In 2007, Dickie Beau, an experimental theatre-maker and alternative nightclub star, was developing a new form of performance. He had become fascinated with the interior lives of iconic figures known for their talent and their dysfunction, and he was intrigued by the possibilities of lip-synching to their spoken words. He began to search for material that revealed new sides to familiar names and shape it into first-person narratives of his own.
When he heard excerpts from Meryman’s Monroe interview in a TV documentary, Beau was transfixed. ‘You hear her discussing life as a human being,’ he says, ‘albeit a particular kind of life as a famous person. She’s found herself in this remarkable situation of being a major sex symbol yet there’s something childlike about her voice. Finding out that these tapes existed, I felt I must track them down.’
It would turn into something of an odyssey. Richard Meryman, by then in his eighties and living in New York, had only ever released audio of the material that found its way into print, but Beau was intrigued by what had never been released. Eventually, Meryman agreed to let him listen to the full recordings – the first person to do so other than himself.

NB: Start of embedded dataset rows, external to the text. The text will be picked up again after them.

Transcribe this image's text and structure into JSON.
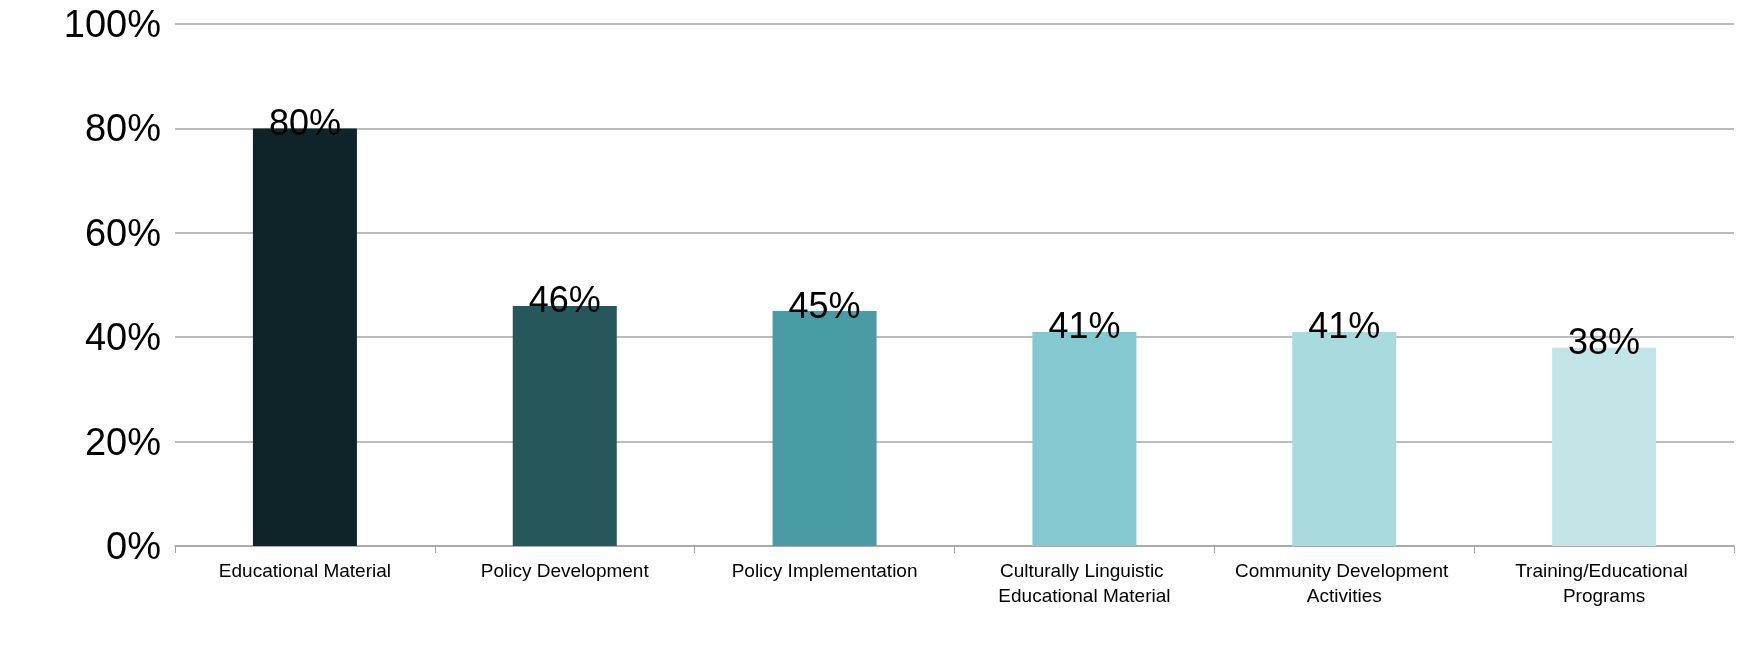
{
  "chart_data": {
    "type": "bar",
    "categories": [
      "Educational Material",
      "Policy Development",
      "Policy Implementation",
      "Culturally Linguistic Educational Material",
      "Community Development Activities",
      "Training/Educational Programs"
    ],
    "values": [
      80,
      46,
      45,
      41,
      41,
      38
    ],
    "colors": [
      "#0e2428",
      "#25575b",
      "#4a9ca4",
      "#84c9cf",
      "#a9dade",
      "#c4e5e7"
    ],
    "value_labels": [
      "80%",
      "46%",
      "45%",
      "41%",
      "41%",
      "38%"
    ],
    "ylim": [
      0,
      100
    ],
    "yticks": [
      {
        "value": 0,
        "label": "0%"
      },
      {
        "value": 20,
        "label": "20%"
      },
      {
        "value": 40,
        "label": "40%"
      },
      {
        "value": 60,
        "label": "60%"
      },
      {
        "value": 80,
        "label": "80%"
      },
      {
        "value": 100,
        "label": "100%"
      }
    ],
    "grid": "y"
  }
}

‘It was quite emotional,’ Beau recalls, ‘quite intimate. At the beginning, she asks if she can get him anything, if she can make him a tuna sandwich. And at the end she pleads, very sincerely, “Please don’t make a joke out of me.” To hear her say that made me feel very close to her. I wanted to share a sense of her human touch. I had heard she was more intelligent than you expect and that she had a sense of humour, and those came across on the tapes. But also her vulnerability. And also her strength. I came away a big fan.’
Over the next two years, Beau raised money to cover the costs needed to incorporate the material into a show. But just before he returned to New York in 2010, Meryman got cold feet. ‘He was scared the results might be disrespectful or sensationalist,’ says Beau, but he agreed to be interviewed himself. The two compared notes on working with celebrities and storytelling. ‘A couple of days later, he called me up in my hotel room and said he’d changed his mind.’
In the end, Meryman permitted Beau to use about 15 minutes of material for ‘Blackouts’. The performer was drawn to the parts that exposed Monroe’s contradictions. ‘She protests more than once that “We’re not machines! We must remember, we're not machines!” But so intent is she on getting this message across that she almost falls into sounding like a stuck record. There is a yearning to be understood you can almost feel in her voice. For me, the most evocative sound is her bursting spontaneously into musical laughter. It has an indelible quality.’
Beau’s show is entirely lip-synched to the recorded voices of others: Marilyn, of course, and Judy Garland, and also Meryman himself. Exploiting bravura lighting and projection effects, the results are funny, compelling and deeply moving, with an uncanny quality that stems from Beau’s white-face mask of make-up, the emotional power of the words he selects and the technical precision of his lip synching. (This approach was also on show in ‘Lost in Trans–’, a kind of companion piece to ‘Blackouts’ that Beau presented at Southbank Centre as part of the Queering Voices weekend that he programmed there in July 2013.) ‘I think it’s better than impersonation,’ he says. ‘I become a bit like a screen.’ That’s something Monroe would have surely understood.
‘Blackouts: Twilight of the Idols’ is at the Soho Theatre, July 17 to 27.